Artikel 10               Woongebied – 3

10.1       Bestemmingsomschrijving

De voor ‘Woongebied – 3’ aangewezen gronden zijn bestemd voor:

a      wonen met bijbehorende tuinen en erven;

b      aan-huis-verbonden beroepen en bedrijven;

c       onderwijsvoorzieningen en zorgwoningen ter plaatse van de aanduiding ‘onderwijs’;

d      parkeervoorzieningen;

e      groenvoorzieningen;

f        water en waterhuishoudkundige voorzieningen;

g       speelvoorzieningen;

h      wegen;

i        geluidschermen ter plaatse van de aanduiding ‘geluidscherm’;

j        voet- en fietspaden;

k      hondentoiletten;

l        kunstobjecten;

m    nutsvoorzieningen;

n      overige bij deze bestemming behorende voorzieningen.

 

10.2       Bouwregels

 

10.2.1     Algemeen

Ter plaatse van de aanduiding ‘onderwijs’ mag het bebouwingspercentage van het aanduidingsvlak niet meer bedragen dan 60%.

 

10.2.2     Gebouwen

Voor het bouwen van gebouwen gelden de volgende bepalingen:

a      De afstand van een gebouw tot de voorste perceelsgrens mag niet minder bedragen dan 0,5 m.

b      De bouwhoogte van een gebouw mag niet meer bedragen dan 12 m.

c       Ter plaatse van de aanduiding ‘specifieke bouwaanduiding – 3’ gelden de volgende bepalingen:

1      De bouwhoogte van een gebouw mag niet minder bedragen dan 10 m.

2      De lijn ter plaatse van de aanduiding ‘gevellijn’ dient geheel te worden bebouwd met hoofdgebouwen.
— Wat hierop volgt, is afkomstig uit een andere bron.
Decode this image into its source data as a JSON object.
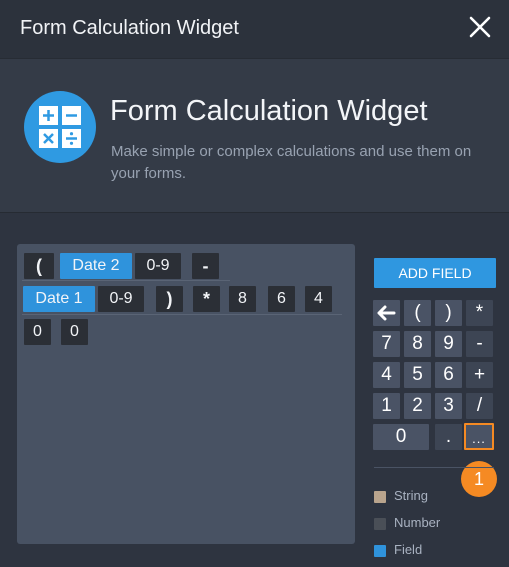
{
  "window": {
    "title": "Form Calculation Widget"
  },
  "header": {
    "title": "Form Calculation Widget",
    "subtitle": "Make simple or complex calculations and use them on your forms."
  },
  "formula": {
    "tokens": [
      {
        "label": "(",
        "kind": "op"
      },
      {
        "label": "Date 2",
        "kind": "field"
      },
      {
        "label": "0-9",
        "kind": "number"
      },
      {
        "label": "-",
        "kind": "op"
      },
      {
        "label": "Date 1",
        "kind": "field"
      },
      {
        "label": "0-9",
        "kind": "number"
      },
      {
        "label": ")",
        "kind": "op"
      },
      {
        "label": "*",
        "kind": "op"
      },
      {
        "label": "8",
        "kind": "number"
      },
      {
        "label": "6",
        "kind": "number"
      },
      {
        "label": "4",
        "kind": "number"
      },
      {
        "label": "0",
        "kind": "number"
      },
      {
        "label": "0",
        "kind": "number"
      }
    ]
  },
  "keypad": {
    "add_field_label": "ADD FIELD",
    "keys": [
      "←",
      "(",
      ")",
      "*",
      "7",
      "8",
      "9",
      "-",
      "4",
      "5",
      "6",
      "+",
      "1",
      "2",
      "3",
      "/",
      "0",
      ".",
      "..."
    ]
  },
  "callout": {
    "number": "1",
    "color": "#f58a23"
  },
  "legend": [
    {
      "label": "String",
      "color": "#b9a48d"
    },
    {
      "label": "Number",
      "color": "#4a4f57"
    },
    {
      "label": "Field",
      "color": "#2f93dc"
    }
  ],
  "colors": {
    "accent": "#2f97e0",
    "highlight": "#f58a23"
  }
}
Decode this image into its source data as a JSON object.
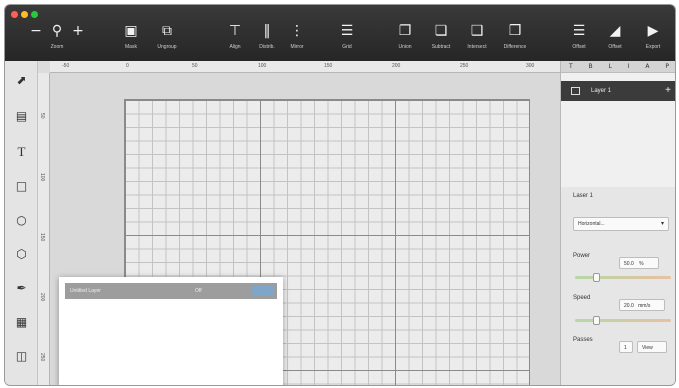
{
  "window": {
    "traffic_colors": [
      "#ff5f57",
      "#febc2e",
      "#28c840"
    ]
  },
  "toolbar": {
    "zoom": {
      "minus": "−",
      "plus": "+",
      "label": "Zoom"
    },
    "buttons": [
      {
        "label": "Mask",
        "icon": "mask-icon"
      },
      {
        "label": "Ungroup",
        "icon": "ungroup-icon"
      },
      {
        "label": "Align",
        "icon": "align-icon"
      },
      {
        "label": "Distrib.",
        "icon": "distribute-icon"
      },
      {
        "label": "Mirror",
        "icon": "mirror-icon"
      },
      {
        "label": "Grid",
        "icon": "grid-icon"
      },
      {
        "label": "Union",
        "icon": "union-icon"
      },
      {
        "label": "Subtract",
        "icon": "subtract-icon"
      },
      {
        "label": "Intersect",
        "icon": "intersect-icon"
      },
      {
        "label": "Difference",
        "icon": "difference-icon"
      },
      {
        "label": "Offset",
        "icon": "offset-icon"
      },
      {
        "label": "Offset",
        "icon": "offset-icon"
      },
      {
        "label": "Export",
        "icon": "export-icon"
      }
    ]
  },
  "rulers": {
    "top_labels": [
      "-50",
      "0",
      "50",
      "100",
      "150",
      "200",
      "250",
      "300"
    ],
    "left_labels": [
      "50",
      "100",
      "150",
      "200",
      "250"
    ]
  },
  "tools": [
    "select-tool-icon",
    "image-tool-icon",
    "text-tool-icon",
    "rectangle-tool-icon",
    "ellipse-tool-icon",
    "polygon-tool-icon",
    "pen-tool-icon",
    "grid-tool-icon",
    "array-tool-icon"
  ],
  "float_panel": {
    "col1": "Untitled Layer",
    "col2": "Off"
  },
  "right_panel": {
    "tab_icons": [
      "T",
      "B",
      "L",
      "I",
      "A",
      "P"
    ],
    "layer_name": "Layer 1",
    "layer_add": "+",
    "section_title": "Laser 1",
    "mode_value": "Horizontal...",
    "power_label": "Power",
    "power_value": "50.0",
    "power_unit": "%",
    "power_level": 0.2,
    "speed_label": "Speed",
    "speed_value": "20.0",
    "speed_unit": "mm/s",
    "speed_level": 0.2,
    "passes_label": "Passes",
    "passes_value": "1",
    "passes_btn": "View"
  }
}
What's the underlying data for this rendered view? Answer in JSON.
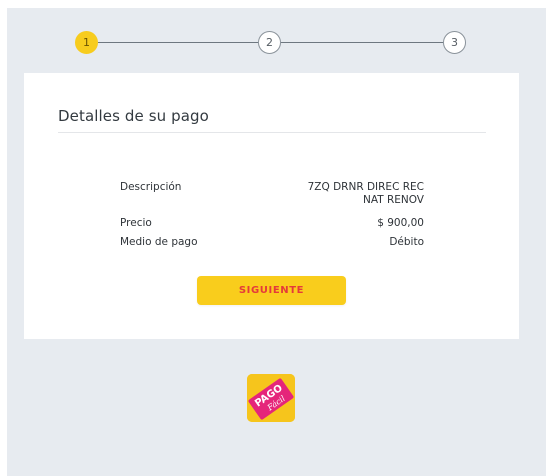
{
  "stepper": {
    "steps": [
      {
        "number": "1"
      },
      {
        "number": "2"
      },
      {
        "number": "3"
      }
    ]
  },
  "card": {
    "title": "Detalles de su pago",
    "rows": [
      {
        "label": "Descripción",
        "value_line1": "7ZQ DRNR DIREC REC",
        "value_line2": "NAT RENOV"
      },
      {
        "label": "Precio",
        "value": "$ 900,00"
      },
      {
        "label": "Medio de pago",
        "value": "Débito"
      }
    ],
    "next_button_label": "SIGUIENTE"
  },
  "logo": {
    "text_top": "PAGO",
    "text_bottom": "Fácil"
  },
  "colors": {
    "background": "#e7ebf0",
    "accent_yellow": "#f9cd1c",
    "button_text": "#e53a3a",
    "logo_magenta": "#e5257a"
  }
}
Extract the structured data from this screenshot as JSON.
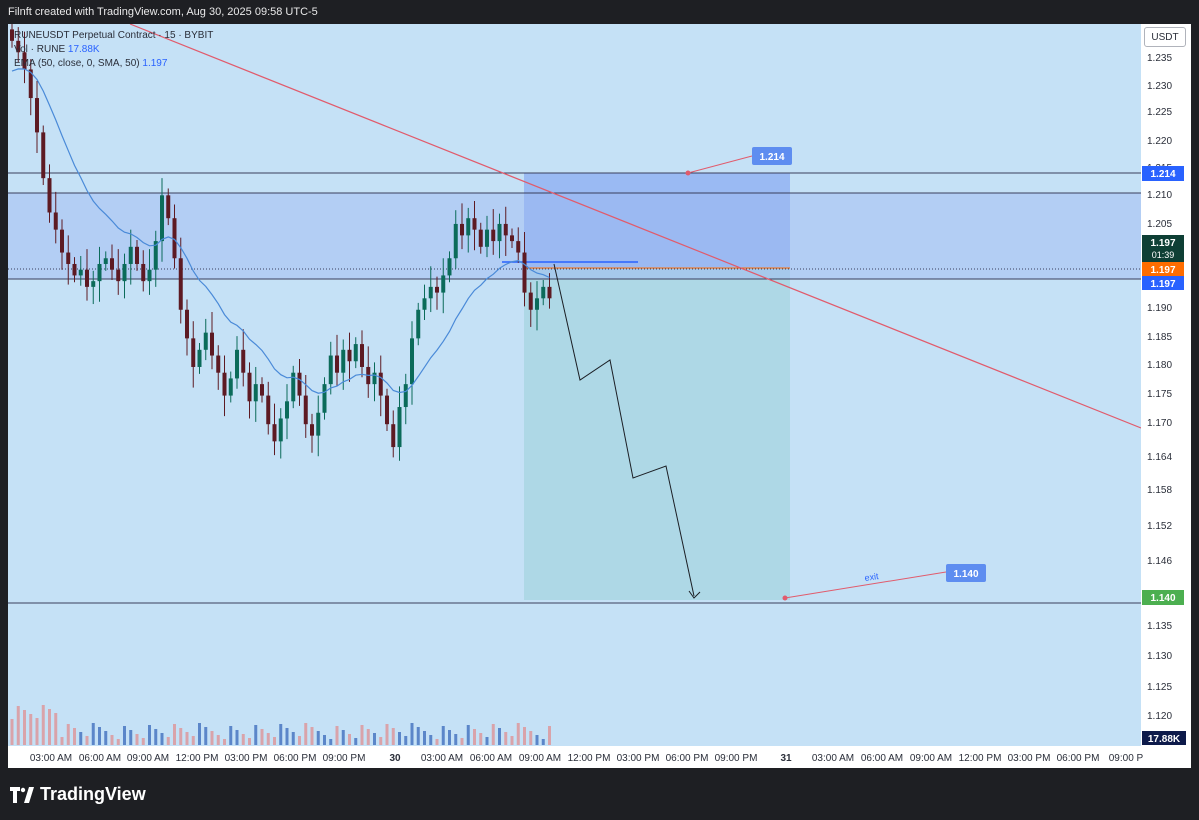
{
  "header": {
    "attribution": "Filnft created with TradingView.com, Aug 30, 2025 09:58 UTC-5"
  },
  "legend": {
    "symbol_line": "RUNEUSDT Perpetual Contract · 15 · BYBIT",
    "vol_label": "Vol · RUNE",
    "vol_value": "17.88K",
    "ema_label": "EMA (50, close, 0, SMA, 50)",
    "ema_value": "1.197"
  },
  "currency": "USDT",
  "price_tags": {
    "target_top": "1.214",
    "current": "1.197",
    "countdown": "01:39",
    "orange": "1.197",
    "blue": "1.197",
    "exit": "1.140",
    "volume": "17.88K"
  },
  "annotations": {
    "top_label": "1.214",
    "exit_text": "exit",
    "exit_label": "1.140"
  },
  "footer": {
    "brand": "TradingView"
  },
  "colors": {
    "chart_bg": "#c5e1f6",
    "candle_up": "#0b6b5a",
    "candle_down": "#5d1a23",
    "ema": "#4a8ad8",
    "trendline": "#e15b6c",
    "tag_blue": "#2962ff",
    "tag_orange": "#ff6d00",
    "tag_green": "#4caf50",
    "tag_dark": "#0e3f35"
  },
  "chart_data": {
    "type": "candlestick",
    "symbol": "RUNEUSDT",
    "interval": "15",
    "exchange": "BYBIT",
    "price_ticks": [
      "1.235",
      "1.230",
      "1.225",
      "1.220",
      "1.215",
      "1.210",
      "1.205",
      "1.200",
      "1.195",
      "1.190",
      "1.185",
      "1.180",
      "1.175",
      "1.170",
      "1.164",
      "1.158",
      "1.152",
      "1.146",
      "1.140",
      "1.135",
      "1.130",
      "1.125",
      "1.120"
    ],
    "time_ticks": [
      "03:00 AM",
      "06:00 AM",
      "09:00 AM",
      "12:00 PM",
      "03:00 PM",
      "06:00 PM",
      "09:00 PM",
      "30",
      "03:00 AM",
      "06:00 AM",
      "09:00 AM",
      "12:00 PM",
      "03:00 PM",
      "06:00 PM",
      "09:00 PM",
      "31",
      "03:00 AM",
      "06:00 AM",
      "09:00 AM",
      "12:00 PM",
      "03:00 PM",
      "06:00 PM",
      "09:00 P"
    ],
    "closes": [
      1.238,
      1.236,
      1.233,
      1.228,
      1.222,
      1.214,
      1.208,
      1.205,
      1.201,
      1.199,
      1.197,
      1.198,
      1.195,
      1.196,
      1.199,
      1.2,
      1.198,
      1.196,
      1.199,
      1.202,
      1.199,
      1.196,
      1.198,
      1.203,
      1.211,
      1.207,
      1.2,
      1.191,
      1.186,
      1.181,
      1.184,
      1.187,
      1.183,
      1.18,
      1.176,
      1.179,
      1.184,
      1.18,
      1.175,
      1.178,
      1.176,
      1.171,
      1.168,
      1.172,
      1.175,
      1.18,
      1.176,
      1.171,
      1.169,
      1.173,
      1.178,
      1.183,
      1.18,
      1.184,
      1.182,
      1.185,
      1.181,
      1.178,
      1.18,
      1.176,
      1.171,
      1.167,
      1.174,
      1.178,
      1.186,
      1.191,
      1.193,
      1.195,
      1.194,
      1.197,
      1.2,
      1.206,
      1.204,
      1.207,
      1.205,
      1.202,
      1.205,
      1.203,
      1.206,
      1.204,
      1.203,
      1.201,
      1.194,
      1.191,
      1.193,
      1.195,
      1.193
    ],
    "ema_50": 1.197,
    "horizontal_levels": [
      1.214,
      1.211,
      1.197,
      1.14
    ],
    "short_position": {
      "entry": 1.197,
      "stop": 1.214,
      "target": 1.14
    },
    "volume_last": "17.88K"
  }
}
Hoofdgebouwen mogen worden gesitueerd in de gevellijn of maximaal 2 m daarachter.

 

10.2.3     Bouwwerken, geen gebouwen zijnde

Voor het bouwen van bouwwerken, geen gebouwen zijnde, geldt de volgende bepaling:

a      De bouwhoogte van speelvoorzieningen mag niet meer bedragen dan 5 m.

b      De bouwhoogte van erf- en terreinafscheidingen mag niet meer dan 2 m bedragen.

c       De bouwhoogte van vlaggenmasten en lichtmasten mag niet meer bedragen dan 6 m.

d      De bouwhoogte van geluidschermen ter plaatse van de aanduiding ‘geluidscherm’ mag niet minder bedragen dan 3 m.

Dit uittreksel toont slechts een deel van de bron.